Texto para a questão
A imitação da rosa
Antes que Armando voltasse do trabalho a casa deveria estar arrumada e ela própria já no vestido marrom para que pudesse atender o marido enquanto ele se vestia, e então sairiam com calma, de braço dado como antigamente. Há quanto tempo não faziam isso?
Mas agora que ela estava de novo "bem", tomariam o ônibus, ela olhando como uma esposa pela janela, o braço no dele, e depois jantariam com Carlota e João, recostados na cadeira com intimidade. Há quanto tempo não via Armando enfim se recostar com intimidade e conversar com um homem? A paz de um homem era, esquecido de sua mulher, conversar com outro homem sobre o que saía nos jornais. Enquanto isso ela falaria com Carlota sobre coisas de mulheres, submissa à bondade autoritária e prática de Carlota, recebendo enfim de novo a desatenção e o vago desprezo da amiga, a sua rudeza natural, e não mais aquele carinho perplexo e cheio de curiosidade — e vendo enfim Armando esquecido da própria mulher.
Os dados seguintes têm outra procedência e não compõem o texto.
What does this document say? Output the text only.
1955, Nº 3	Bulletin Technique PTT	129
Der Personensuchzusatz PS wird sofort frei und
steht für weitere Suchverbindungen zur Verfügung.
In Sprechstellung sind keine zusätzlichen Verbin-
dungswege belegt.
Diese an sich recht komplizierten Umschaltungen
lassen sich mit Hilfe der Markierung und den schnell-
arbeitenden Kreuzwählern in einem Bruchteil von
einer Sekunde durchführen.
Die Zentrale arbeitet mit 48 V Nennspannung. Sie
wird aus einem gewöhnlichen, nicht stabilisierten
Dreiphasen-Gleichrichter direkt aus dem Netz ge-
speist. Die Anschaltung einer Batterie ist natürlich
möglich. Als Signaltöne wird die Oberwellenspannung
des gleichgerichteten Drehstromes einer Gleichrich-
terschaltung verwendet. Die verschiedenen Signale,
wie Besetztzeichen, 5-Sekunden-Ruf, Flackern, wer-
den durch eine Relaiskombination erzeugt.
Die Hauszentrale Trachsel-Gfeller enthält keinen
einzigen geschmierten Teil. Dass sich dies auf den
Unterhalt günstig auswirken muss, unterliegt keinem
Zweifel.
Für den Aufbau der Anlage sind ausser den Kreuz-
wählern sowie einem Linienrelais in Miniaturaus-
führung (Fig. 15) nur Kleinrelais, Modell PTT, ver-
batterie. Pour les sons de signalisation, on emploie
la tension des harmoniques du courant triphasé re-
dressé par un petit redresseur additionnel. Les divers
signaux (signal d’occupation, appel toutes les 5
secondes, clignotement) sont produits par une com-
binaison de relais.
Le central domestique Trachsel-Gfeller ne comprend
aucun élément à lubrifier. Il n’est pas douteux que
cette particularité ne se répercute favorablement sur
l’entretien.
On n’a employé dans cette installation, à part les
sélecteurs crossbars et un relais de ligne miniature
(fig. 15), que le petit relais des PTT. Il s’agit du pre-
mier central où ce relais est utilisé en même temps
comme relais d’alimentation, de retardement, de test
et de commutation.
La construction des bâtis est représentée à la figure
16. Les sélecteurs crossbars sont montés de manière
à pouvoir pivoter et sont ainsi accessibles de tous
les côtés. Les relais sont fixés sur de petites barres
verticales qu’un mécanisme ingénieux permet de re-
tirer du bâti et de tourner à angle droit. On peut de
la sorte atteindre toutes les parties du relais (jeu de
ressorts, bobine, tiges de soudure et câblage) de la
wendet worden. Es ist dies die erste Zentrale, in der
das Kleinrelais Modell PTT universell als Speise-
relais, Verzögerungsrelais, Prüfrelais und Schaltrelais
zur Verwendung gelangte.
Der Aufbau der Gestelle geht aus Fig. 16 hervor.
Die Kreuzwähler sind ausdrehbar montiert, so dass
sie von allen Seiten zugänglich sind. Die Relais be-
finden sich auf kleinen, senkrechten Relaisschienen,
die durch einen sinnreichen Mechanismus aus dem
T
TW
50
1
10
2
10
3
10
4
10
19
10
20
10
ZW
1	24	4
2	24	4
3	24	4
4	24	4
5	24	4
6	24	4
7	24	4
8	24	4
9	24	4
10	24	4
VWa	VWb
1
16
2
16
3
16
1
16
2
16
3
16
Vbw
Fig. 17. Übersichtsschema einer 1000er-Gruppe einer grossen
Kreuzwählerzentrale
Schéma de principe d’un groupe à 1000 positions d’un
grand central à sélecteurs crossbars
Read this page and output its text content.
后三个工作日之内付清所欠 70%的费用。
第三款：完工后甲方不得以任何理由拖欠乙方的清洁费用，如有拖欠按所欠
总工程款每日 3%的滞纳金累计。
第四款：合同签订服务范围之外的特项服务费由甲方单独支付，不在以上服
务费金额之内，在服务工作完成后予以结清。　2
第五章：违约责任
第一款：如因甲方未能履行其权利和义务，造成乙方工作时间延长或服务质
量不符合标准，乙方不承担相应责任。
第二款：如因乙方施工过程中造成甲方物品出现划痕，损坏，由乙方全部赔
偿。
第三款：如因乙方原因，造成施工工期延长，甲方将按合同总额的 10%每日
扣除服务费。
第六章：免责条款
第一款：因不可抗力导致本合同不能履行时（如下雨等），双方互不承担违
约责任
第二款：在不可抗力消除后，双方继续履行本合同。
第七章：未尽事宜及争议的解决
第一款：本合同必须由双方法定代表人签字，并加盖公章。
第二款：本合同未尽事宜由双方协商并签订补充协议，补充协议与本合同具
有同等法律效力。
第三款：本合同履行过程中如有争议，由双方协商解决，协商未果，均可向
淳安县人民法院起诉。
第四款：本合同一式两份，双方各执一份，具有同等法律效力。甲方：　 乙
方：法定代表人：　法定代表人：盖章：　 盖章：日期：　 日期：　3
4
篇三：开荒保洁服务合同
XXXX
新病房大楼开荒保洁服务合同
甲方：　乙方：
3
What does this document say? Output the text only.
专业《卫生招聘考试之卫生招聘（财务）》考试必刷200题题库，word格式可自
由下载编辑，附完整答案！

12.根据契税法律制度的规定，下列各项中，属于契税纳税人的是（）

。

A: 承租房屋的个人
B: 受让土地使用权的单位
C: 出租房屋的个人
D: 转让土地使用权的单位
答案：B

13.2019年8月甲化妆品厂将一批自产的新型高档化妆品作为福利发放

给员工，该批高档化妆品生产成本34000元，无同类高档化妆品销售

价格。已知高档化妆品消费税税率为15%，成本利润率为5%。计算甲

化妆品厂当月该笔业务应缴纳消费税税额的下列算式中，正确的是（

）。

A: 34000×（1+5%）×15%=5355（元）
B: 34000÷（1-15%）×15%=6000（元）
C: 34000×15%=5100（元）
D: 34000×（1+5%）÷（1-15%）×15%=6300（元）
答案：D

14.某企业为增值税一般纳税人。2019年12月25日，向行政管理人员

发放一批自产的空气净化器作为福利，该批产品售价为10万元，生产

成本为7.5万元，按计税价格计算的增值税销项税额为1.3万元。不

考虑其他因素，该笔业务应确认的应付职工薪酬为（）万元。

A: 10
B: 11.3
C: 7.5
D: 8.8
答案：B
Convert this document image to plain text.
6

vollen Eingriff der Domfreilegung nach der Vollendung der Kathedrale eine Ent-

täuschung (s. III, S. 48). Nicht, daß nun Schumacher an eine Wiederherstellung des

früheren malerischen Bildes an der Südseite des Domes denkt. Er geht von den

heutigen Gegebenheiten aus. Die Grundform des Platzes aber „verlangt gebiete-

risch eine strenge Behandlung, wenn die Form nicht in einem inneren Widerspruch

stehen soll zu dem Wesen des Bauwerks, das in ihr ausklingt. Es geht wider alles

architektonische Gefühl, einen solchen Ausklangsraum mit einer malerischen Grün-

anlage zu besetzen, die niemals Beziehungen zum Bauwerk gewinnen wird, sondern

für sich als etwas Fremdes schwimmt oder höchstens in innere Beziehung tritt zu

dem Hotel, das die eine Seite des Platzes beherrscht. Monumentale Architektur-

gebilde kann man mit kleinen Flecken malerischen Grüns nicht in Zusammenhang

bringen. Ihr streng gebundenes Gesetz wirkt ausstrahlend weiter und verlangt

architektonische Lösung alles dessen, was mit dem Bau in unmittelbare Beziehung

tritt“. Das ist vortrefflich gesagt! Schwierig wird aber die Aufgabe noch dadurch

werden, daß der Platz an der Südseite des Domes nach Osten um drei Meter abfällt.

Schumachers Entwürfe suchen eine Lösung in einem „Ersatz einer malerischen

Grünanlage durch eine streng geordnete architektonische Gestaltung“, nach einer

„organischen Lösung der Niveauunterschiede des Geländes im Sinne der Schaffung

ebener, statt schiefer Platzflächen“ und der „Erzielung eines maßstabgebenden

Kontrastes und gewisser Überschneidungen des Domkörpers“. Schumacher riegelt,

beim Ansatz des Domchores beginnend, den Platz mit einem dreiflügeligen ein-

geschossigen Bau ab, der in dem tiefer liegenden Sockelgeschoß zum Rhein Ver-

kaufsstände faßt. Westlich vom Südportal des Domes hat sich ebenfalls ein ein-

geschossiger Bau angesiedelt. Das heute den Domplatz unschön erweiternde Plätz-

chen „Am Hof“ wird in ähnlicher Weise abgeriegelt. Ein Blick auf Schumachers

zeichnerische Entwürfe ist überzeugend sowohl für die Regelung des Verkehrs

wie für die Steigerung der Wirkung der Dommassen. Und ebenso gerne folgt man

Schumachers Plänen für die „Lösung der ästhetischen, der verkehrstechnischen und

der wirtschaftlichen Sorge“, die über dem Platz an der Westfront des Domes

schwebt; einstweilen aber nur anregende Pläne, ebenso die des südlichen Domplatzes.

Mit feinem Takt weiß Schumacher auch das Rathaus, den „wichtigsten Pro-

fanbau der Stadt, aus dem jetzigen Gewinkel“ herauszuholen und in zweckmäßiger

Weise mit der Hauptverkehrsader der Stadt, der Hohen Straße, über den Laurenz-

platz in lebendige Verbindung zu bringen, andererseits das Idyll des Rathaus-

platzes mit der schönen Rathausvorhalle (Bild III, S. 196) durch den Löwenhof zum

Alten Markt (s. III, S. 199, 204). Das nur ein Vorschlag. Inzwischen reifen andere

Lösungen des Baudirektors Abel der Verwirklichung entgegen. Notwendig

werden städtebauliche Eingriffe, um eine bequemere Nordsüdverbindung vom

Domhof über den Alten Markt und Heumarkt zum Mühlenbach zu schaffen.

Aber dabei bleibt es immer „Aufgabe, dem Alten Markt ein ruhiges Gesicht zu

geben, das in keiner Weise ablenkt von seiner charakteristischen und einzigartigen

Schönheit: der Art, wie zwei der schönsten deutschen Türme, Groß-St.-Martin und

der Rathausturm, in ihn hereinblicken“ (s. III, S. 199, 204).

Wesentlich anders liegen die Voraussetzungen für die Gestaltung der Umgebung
E ela mesma, enfim, voltando à insignificância com reconhecimento. Como um gato que passou a noite fora e, como se nada tivesse acontecido, encontrasse sem uma palavra um pires de leite esperando. As pessoas felizmente ajudavam a fazê‐la sentir que agora estava "bem". Sem a fitarem, ajudavam-na ativamente a esquecer, fingindo elas próprias o esquecimento como se tivessem lido a mesma bula do mesmo vidro de remédio. Ou tinham esquecido realmente, quem sabe. Há quanto tempo não via Armando enfim se recostar com abandono, esquecido dela? E ela mesma?
LISPECTOR, Clarice. Laços de família: contos. Rio de Janeiro: Francisco Alves, 1990, p. 47.
Na obra de Clarice Lispector, é comum a explicitação do cotidiano opressor da sociedade patriarcal.
No fragmento, essa representação pode ser ilustrada por meio
da referência a clichês que denunciam um estereótipo de gêneros, enquanto a inadaptação é vinculada a um comportamento selvagem.
da exploração de paradoxos, como “olhando como uma esposa”, que evidenciam a falta de sentido das atribuições dadas às mulheres na época.
da insinuação de que a sociedade prefere ignorar indivíduos que não estão “bem”, isto é, não conseguem se adaptar às regras sociais.
da denúncia de que mulheres que tentavam ficar “bem”, isto é, que tomavam suas próprias decisões, incomodavam seus maridos, tirando‐lhes a paz.
do emprego de termos como “felizmente” que revelam a aprovação do marido para a mudança de comportamento da esposa, em oposição à desaprovação das outras pessoas.